On désigne souvent l’abeille comme une « sentinelle » de l’environnement. Dans notre écosystème, son rôle primordial – la pollinisation – n’est plus à prouver. L’introduction, depuis l’orée du XXIe siècle déjà, de technologies digitales pour contrôler la production des ruches – celles des grandes firmes productrices tout comme celles des particuliers – est l’un des thèmes de recherche, depuis une dizaine d’années, d’Aladin Borioli, lequel s’attache à explorer les relations entre les humains et les abeilles, à les maintenir et à en créer de nouvelles. Pour ce faire, il a fondé en 2014, sous le nom d’Apian, un ministère des abeilles, car la particularité de cet artiste helvète est d’être également apiculteur, un métier que lui a inculqué son grand-père.
Entre tradition et prospective
À l’invitation du centre d’art contemporain Le Cairn, à Digne-les- Bains (Alpes-de-Haute-Provence), Aladin Borioli a monté avec Apian une exposition intitulée « Abelhat », littéralement « ruche habitée » en occitan. Il tente d’y apporter une réponse à cette question : à quoi pourrait ressembler l’apiculture de demain ? « Cette présentation résulte de deux années de travail amorcées en 2022, soit sept résidences sur le terrain, dont plusieurs effectuées avec le chercheur Nicolas Césard, ethnologue et maître de conférence au Museum d’histoire naturelle de Paris », détaille Aladin Borioli. Pourquoi Digne-les-Bains ? Parce qu’on y trouve une pratique historique quasi unique en France et très rare en Europe : celles des cueilleurs et cueilleuses de miel à la cordée, à même les falaises abruptes des gorges du Verdon. Sur une des cimaises, un monumental cliché pris, ce printemps, par des grimpeurs, non loin de la commune de Chasteuil, montre d’ailleurs l’essaim d’une colonie d’abeilles sauvages agrippé à la paroi rocheuse. « L’apiculture à la cordée était encore vivante dans les gorges du Verdon jusqu’au milieu du XXe siècle, notamment pendant la Seconde Guerre mondiale, lorsque le sucre manquait », rappelle Aladin Borioli.

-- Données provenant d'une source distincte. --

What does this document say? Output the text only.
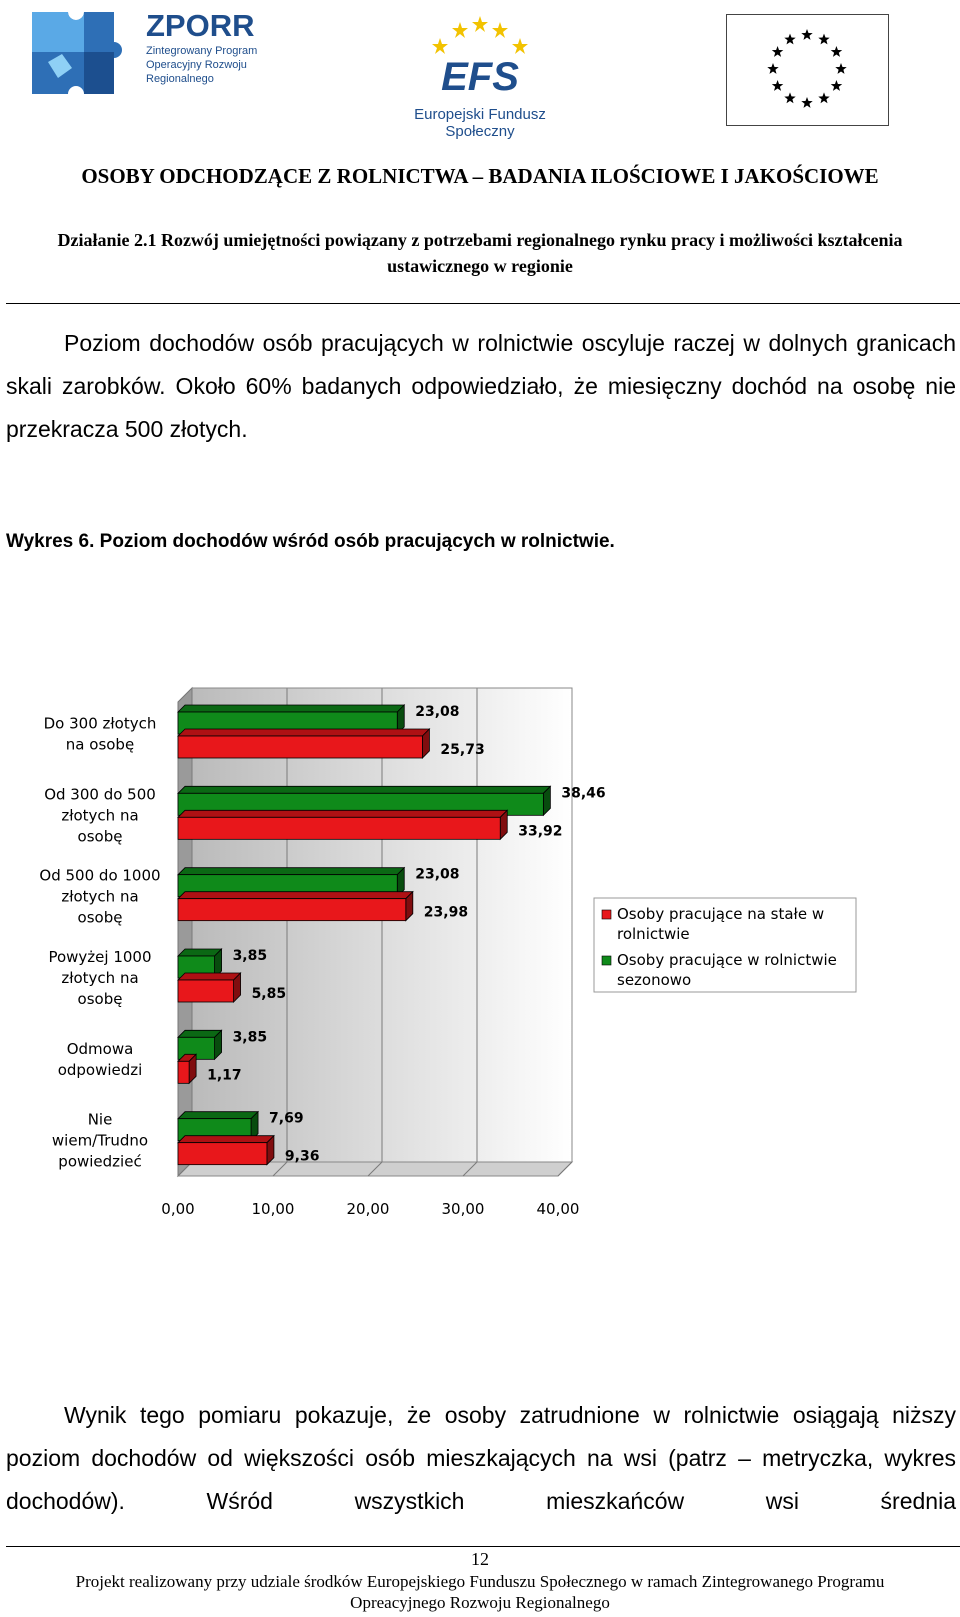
ZPORR
Zintegrowany Program Operacyjny Rozwoju Regionalnego	EFS
Europejski Fundusz Społeczny
OSOBY ODCHODZĄCE Z ROLNICTWA – BADANIA ILOŚCIOWE I JAKOŚCIOWE
Działanie 2.1 Rozwój umiejętności powiązany z potrzebami regionalnego rynku pracy i możliwości kształcenia ustawicznego w regionie
Poziom dochodów osób pracujących w rolnictwie oscyluje raczej w dolnych granicach skali zarobków. Około 60% badanych odpowiedziało, że miesięczny dochód na osobę nie przekracza 500 złotych.
Wykres 6. Poziom dochodów wśród osób pracujących w rolnictwie.
0,00	10,00	20,00	30,00	40,00
23,08
25,73
Do 300 złotych
na osobę
38,46
33,92
Od 300 do 500
złotych na
osobę
23,08
23,98
Od 500 do 1000
złotych na
osobę
3,85
5,85
Powyżej 1000
złotych na
osobę
3,85
1,17
Odmowa
odpowiedzi
7,69
9,36
Nie
wiem/Trudno
powiedzieć
Osoby pracujące na stałe w
rolnictwie
Osoby pracujące w rolnictwie
sezonowo
Wynik tego pomiaru pokazuje, że osoby zatrudnione w rolnictwie osiągają niższy poziom dochodów od większości osób mieszkających na wsi (patrz – metryczka, wykres dochodów). Wśród wszystkich mieszkańców wsi średnia
12
Projekt realizowany przy udziale środków Europejskiego Funduszu Społecznego w ramach Zintegrowanego Programu
Opreacyjnego Rozwoju Regionalnego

L’exposition mêle ainsi tradition et prospective. Pour penser l’apiculture du futur, l’artiste, qui réfute la tendance à repartir d’une « page blanche », incite à s’inspirer des judicieux modèles dont regorgent les traditions vernaculaires. D’où ces ruches anciennes – objets ou photographies – appelées bru ou brusc en provençal, faites dans un tronc évidé, ou son matériel de chasseur de miel : échelle en bois, pieux en buis imputrescible pour l’escalade, corde à enfumer, etc. Ces savoirs et outils traditionnels voisinent avec des technologies sophistiquées de mesure et d’observation, parfois dignes de la science-fiction. Aladin Borioli met en place, en particulier, une étrange installation multimédia intitulée HIVE Index (Indices de ruche), fruit d’une collaboration avec le collectif d’artistes suisses Fragmentin, en forme de critique de l’utilisation des technologies numériques en apiculture. Composée d’une série de films et d’une « sculpture-manifeste », elle dénonce l’impact desdites technologies sur les relations entre apiculteurs et abeilles, et hausse sur le devant de la scène les ambivalences de notre relation au vivant : « Ce dispositif sculptural et performatif [expose] la brutalité et l’absurdité de l’utilisation actuelle des technologies mises au service d’un fonctionnement capitaliste », selon Aladin Borioli.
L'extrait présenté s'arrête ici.